Na Sala Roosevelt da Casa Branca — local em que o ex-presidente George W. Bush anunciou os bombardeios aos campos de treinamento da rede Al-Qaeda, em 7 de outubro 2001 —, Biden afirmou que os EUA cumpriram com o seu objetivo. “Apenas os afegãos têm o direito e a responsabilidade de comandarem o seu país”, disse. “Eu acreditava que nossa presença no Afeganistão deveria focar-se em garantir que o país não fosse usado como base para atacarem novamente a nossa pátria. Nós o fizemos. Cumprimos com aquele objetivo. (…) Sou o quarto presidente dos EUA a governar sobre a presença de tropas americanas no Afeganistão. (…) Não passarei esta responsabilidade a um quinto (presidente).”
De acordo com Biden, os EUA começarão a retirada final do Afeganistão em 1º de maio. “Não precipitaremos a saída. Faremos isso de forma responsável, deliberada e segura. E o faremos em plena coordenação com nossos aliados e parceiros”, disse o democrata. “É hora de pôr fim a mais longa guerra da América. É hora de as tropas americanas retornarem para casa.”
O presidente enviou um recado à milícia fundamentalista. “O Talibã deve saber que, se nos atacarem quando nos afastarmos, defenderemos a nós mesmos e a nossos parceiros com todas as ferramentas à nossa disposição”, advertiu. “Nosso plano há muito tempo tem sido o de ‘entramos juntos, sairemos juntos’. As tropas dos EUA, bem como as forças deslocadas por nossos aliados da Otan (Organização do Tratado do Atlântico Norte) e por parceiros operacionais, estarão fora do Afeganistão antes de marcarmos o 20º aniversário daquele ataque hediondo em 11 de setembro.” Os países da Otan acordaram a iniciar a remoção de suas forças em 1º de maio.
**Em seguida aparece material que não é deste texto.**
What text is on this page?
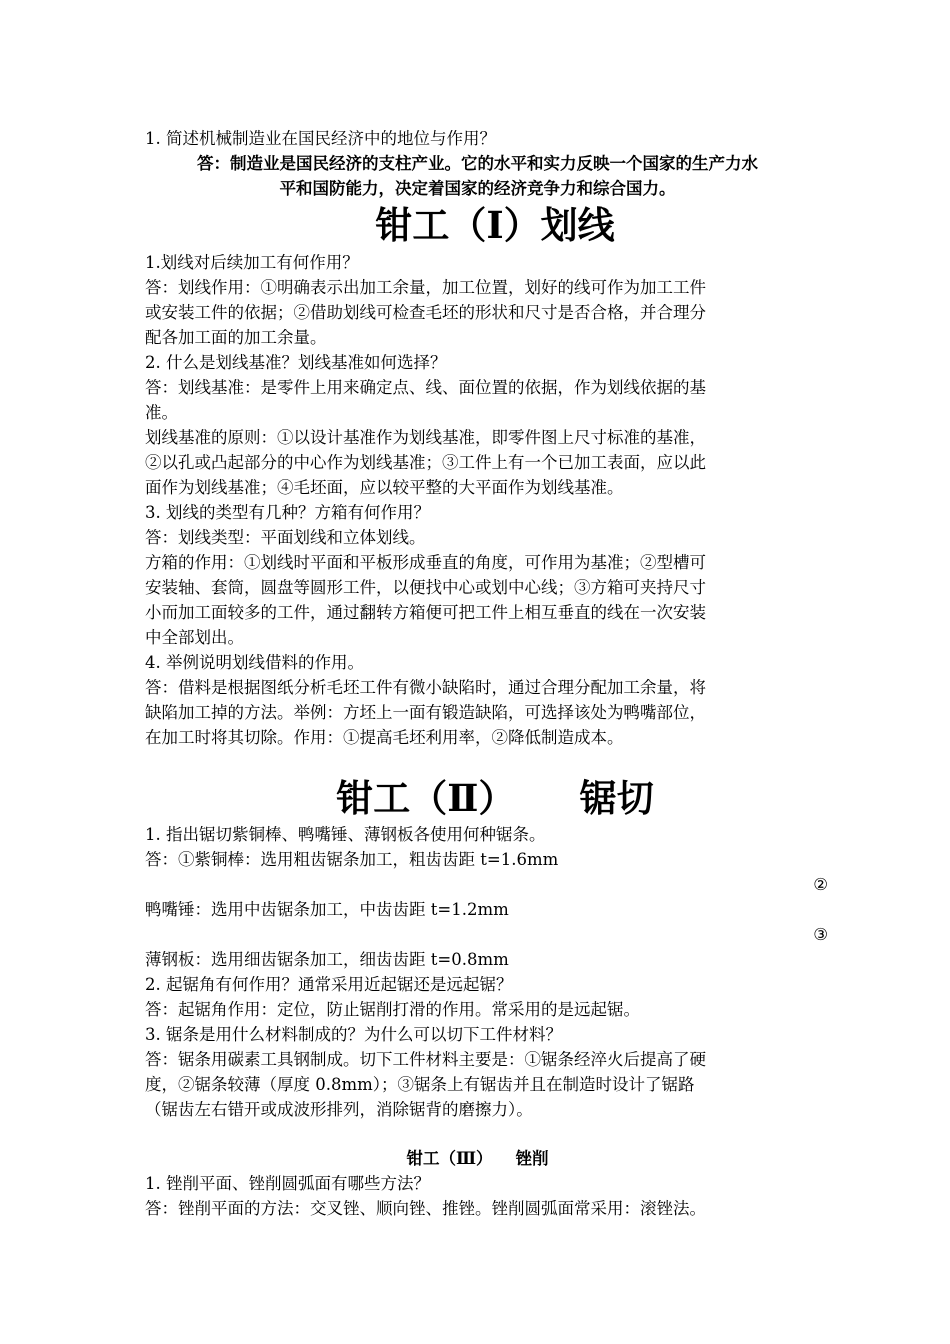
1. 简述机械制造业在国民经济中的地位与作用？
答：制造业是国民经济的支柱产业。它的水平和实力反映一个国家的生产力水
平和国防能力，决定着国家的经济竞争力和综合国力。
钳工（Ⅰ）划线
1.划线对后续加工有何作用？
答：划线作用：①明确表示出加工余量，加工位置，划好的线可作为加工工件
或安装工件的依据；②借助划线可检查毛坯的形状和尺寸是否合格，并合理分
配各加工面的加工余量。
2. 什么是划线基准？划线基准如何选择？
答：划线基准：是零件上用来确定点、线、面位置的依据，作为划线依据的基
准。
划线基准的原则：①以设计基准作为划线基准，即零件图上尺寸标准的基准，
②以孔或凸起部分的中心作为划线基准；③工件上有一个已加工表面，应以此
面作为划线基准；④毛坯面，应以较平整的大平面作为划线基准。
3. 划线的类型有几种？方箱有何作用？
答：划线类型：平面划线和立体划线。
方箱的作用：①划线时平面和平板形成垂直的角度，可作用为基准；②型槽可
安装轴、套筒，圆盘等圆形工件，以便找中心或划中心线；③方箱可夹持尺寸
小而加工面较多的工件，通过翻转方箱便可把工件上相互垂直的线在一次安装
中全部划出。
4. 举例说明划线借料的作用。
答：借料是根据图纸分析毛坯工件有微小缺陷时，通过合理分配加工余量，将
缺陷加工掉的方法。举例：方坯上一面有锻造缺陷，可选择该处为鸭嘴部位，
在加工时将其切除。作用：①提高毛坯利用率，②降低制造成本。
钳工（Ⅱ）     锯切
1. 指出锯切紫铜棒、鸭嘴锤、薄钢板各使用何种锯条。
答：①紫铜棒：选用粗齿锯条加工，粗齿齿距 t=1.6mm
②
鸭嘴锤：选用中齿锯条加工，中齿齿距 t=1.2mm
③
薄钢板：选用细齿锯条加工，细齿齿距 t=0.8mm
2. 起锯角有何作用？通常采用近起锯还是远起锯？
答：起锯角作用：定位，防止锯削打滑的作用。常采用的是远起锯。
3. 锯条是用什么材料制成的？为什么可以切下工件材料？
答：锯条用碳素工具钢制成。切下工件材料主要是：①锯条经淬火后提高了硬
度，②锯条较薄（厚度 0.8mm）；③锯条上有锯齿并且在制造时设计了锯路
（锯齿左右错开或成波形排列，消除锯背的磨擦力）。
钳工（Ⅲ）    锉削
1. 锉削平面、锉削圆弧面有哪些方法？
答：锉削平面的方法：交叉锉、顺向锉、推锉。锉削圆弧面常采用：滚锉法。
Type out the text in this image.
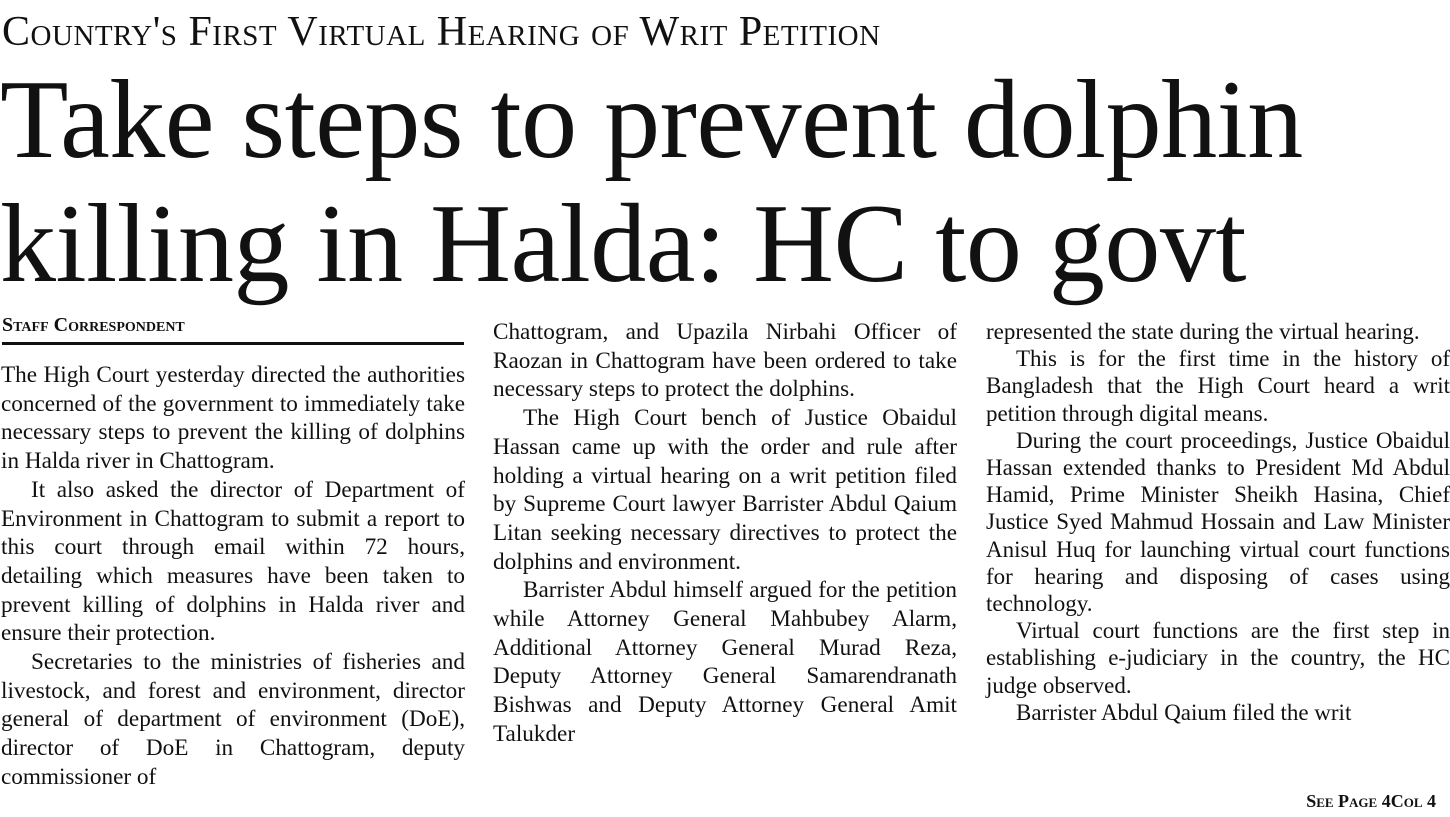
Country's First Virtual Hearing of Writ Petition
Take steps to prevent dolphin
killing in Halda: HC to govt
Staff Correspondent

The High Court yesterday directed the authorities concerned of the government to immediately take necessary steps to prevent the killing of dolphins in Halda river in Chattogram.

It also asked the director of Department of Environment in Chattogram to submit a report to this court through email within 72 hours, detailing which measures have been taken to prevent killing of dolphins in Halda river and ensure their protection.

Secretaries to the ministries of fisheries and livestock, and forest and environment, director general of department of environment (DoE), director of DoE in Chattogram, deputy commissioner of

Chattogram, and Upazila Nirbahi Officer of Raozan in Chattogram have been ordered to take necessary steps to protect the dolphins.

The High Court bench of Justice Obaidul Hassan came up with the order and rule after holding a virtual hearing on a writ petition filed by Supreme Court lawyer Barrister Abdul Qaium Litan seeking necessary directives to protect the dolphins and environment.

Barrister Abdul himself argued for the petition while Attorney General Mahbubey Alarm, Additional Attorney General Murad Reza, Deputy Attorney General Samarendranath Bishwas and Deputy Attorney General Amit Talukder

represented the state during the virtual hearing.

This is for the first time in the history of Bangladesh that the High Court heard a writ petition through digital means.

During the court proceedings, Justice Obaidul Hassan extended thanks to President Md Abdul Hamid, Prime Minister Sheikh Hasina, Chief Justice Syed Mahmud Hossain and Law Minister Anisul Huq for launching virtual court functions for hearing and disposing of cases using technology.

Virtual court functions are the first step in establishing e-judiciary in the country, the HC judge observed.

Barrister Abdul Qaium filed the writ

See Page 4Col 4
À tarde, Biden visitou o Cemitério Nacional de Arlington e caminhou por entre os túmulos de soldados mortos em combate no Afeganistão.
Pouco antes do pronunciamento, Biden conversou por telefone com o presidente afegão, Ashraf Ghani.
Em nota à imprensa, a Casa Branca informou que ambos debateram o “compromisso contínuo com uma forte parceria bilateral após a partida das tropas”. Biden prometeu manter o apoio ao povo do Afeganistão, por meio de assistência à segurança, humanitária e em desenvolvimento.
Para Najibullah Lafraie, ministro das Relações Exteriores do Afeganistão entre 1992 e 1996, as tropas afegãs não estão prontas para fornecer proteção total ao governo de Cabul sem apoio estrangeiro. “Além disso, a recente retórica dura do Talibã pode indicar que a milícia não ficará feliz com nada que não seja o restabelecimento do califado islâmico. Não podemos descartar isso como um objetivo. Também existe a possibilidade de o Talibã ter adotado esse discurso devido à oposição estrita demonstrada por Ghani. Tenho esperança de que o grupo também tenha aprendida com o passado”, disse ao Correio.
Thomas Johnson, diretor do Programa para Estudos de Cultura e Conflito da Escola Naval de Pós-Graduação, em Monterey (Califórnia), lembrou à reportagem que o objetivo principal do Talibã sempre foi a remoção de todas as forças estrangeiras. “Em parte, porque eles sabem, corretamente, que suas façanhas militares são significativamente maiores do que as das forças afegãs. Isso é basicamente uma reedição do Vietnã. O Talibã retornará a Cabul em 30 de setembro de setembro ou pouco depois. A única maneira de o governo Ghani perdurar envolve os EUA usarem o seu poderia aéreo para deter o Talibã. No entanto, eventualmente, o Talibã controlará o país”, advertiu.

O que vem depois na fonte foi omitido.